In August 2020, President Trump issued an
Executive Order finding that “the spread in the United States of
mobile applications developed and owned by companies in [China]
continues to threaten the national security, foreign policy, and
economy of the United States.” Exec. Order No. 13942, 3 CFR 412
(2021). President Trump determined that TikTok raised particular
concerns, noting that the platform “automatically captures vast
swaths of information from its users” and is susceptible to being
used to further the interests of the Chinese Government.
Ibid. The President invoked his authority under the
International Emergency Economic Powers Act (IEEPA), 50
U. S. C. §1701
et seq., and the National
Emergencies Act, 50 U. S. C. §1601
et seq.,
to prohibit certain “transactions” involving ByteDance Ltd. or its
subsidiaries, as identified by the Secretary of Commerce. 3 CFR
413. The Secretary published a list of prohibited transactions in
September 2020. See 85 Fed. Reg. 60061 (2020). But federal courts
enjoined the prohibitions before they took effect, finding that
they exceeded the Executive Branch’s authority under IEEPA. See
generally
TikTok Inc. v.
Trump, 507 F. Supp. 3d
92 (DC 2020);
Marland v.
Trump, 498 F. Supp. 3d
624 (ED Pa. 2020).
Just days after issuing his initial Executive
Order, President Trump ordered ByteDance Ltd. to divest all
interests and rights in any property “used to enable or support
ByteDance’s operation of the TikTok application in the United
States,” along with “any data obtained or derived from” U. S.
TikTok users. 85 Fed. Reg. 51297. ByteDance Ltd. and TikTok Inc.
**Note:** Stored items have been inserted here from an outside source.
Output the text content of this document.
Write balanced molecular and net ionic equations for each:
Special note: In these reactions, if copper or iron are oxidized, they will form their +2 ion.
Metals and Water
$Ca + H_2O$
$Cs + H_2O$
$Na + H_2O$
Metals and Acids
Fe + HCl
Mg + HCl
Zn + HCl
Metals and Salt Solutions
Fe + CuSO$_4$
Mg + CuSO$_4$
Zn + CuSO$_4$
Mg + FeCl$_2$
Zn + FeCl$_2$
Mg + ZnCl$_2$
filed suit in the D. C. Circuit, challenging the
constitutionality of the order. In February 2021, the D. C. Circuit
placed the case in abeyance to permit the Biden administration to
review the matter and to enable the parties to negotiate a
non-divestiture remedy that would address the Government’s national
security concerns. See Order in
TikTok Inc. v.
Committee
on Foreign Investment, No. 20–1444 (CADC, Feb. 19, 2021).
Throughout 2021 and 2022, ByteDance Ltd.
negotiated with Executive Branch officials to develop a national
security agreement that would resolve those concerns. Executive
Branch officials ultimately determined, however, that ByteDance
Ltd.’s proposed agreement did not adequately “mitigate the risks
posed to U. S. national security interests.” 2 App. 686.
Negotiations stalled, and the parties never finalized an
agreement.
2
Against this backdrop, Congress enacted the
Protecting Americans from Foreign Adversary Controlled Applications
Act. Pub. L. 118–50, div. H, 138 Stat. 955. The Act makes it
unlawful for any entity to provide certain services to “distribute,
maintain, or update” a “foreign adversary controlled application”
in the United States. §2(a)(1). Entities that violate this
prohibition are subject to civil enforcement actions and hefty
monetary penalties. See §§2(d)(1)(A), (d)(2)(B).
The Act provides two means by which an
application may be designated a “foreign adversary controlled
application.” First, the Act expressly designates any application
that is “operated, directly or indirectly,” by “ByteDance Ltd.” or
“TikTok,” or any subsidiary or successor thereof. §2(g)(3)(A).
Second, the Act establishes a general designation framework for any
application that is both (1) operated by a “covered company” that
is “controlled by a foreign adversary,” and (2) “determined by the
President to present a significant threat to the national security
of the United States,” following a public notice and reporting
process. §2(g)(3)(B). In broad terms, the Act defines “covered
company” to include a company that operates an application that
enables users to generate, share, and view content and has more
than 1,000,000 monthly active users. §2(g)(2)(A). The Act excludes
from that definition a company that operates an application “whose
primary purpose is to allow users to post product reviews, business
reviews, or travel information and reviews.” §2(g)(2)(B).
The Act’s prohibitions take effect 270 days
after an application is designated a foreign adversary controlled
application. §2(a)(2). Because the Act itself designates
applications operated by “ByteDance, Ltd.” and “TikTok,”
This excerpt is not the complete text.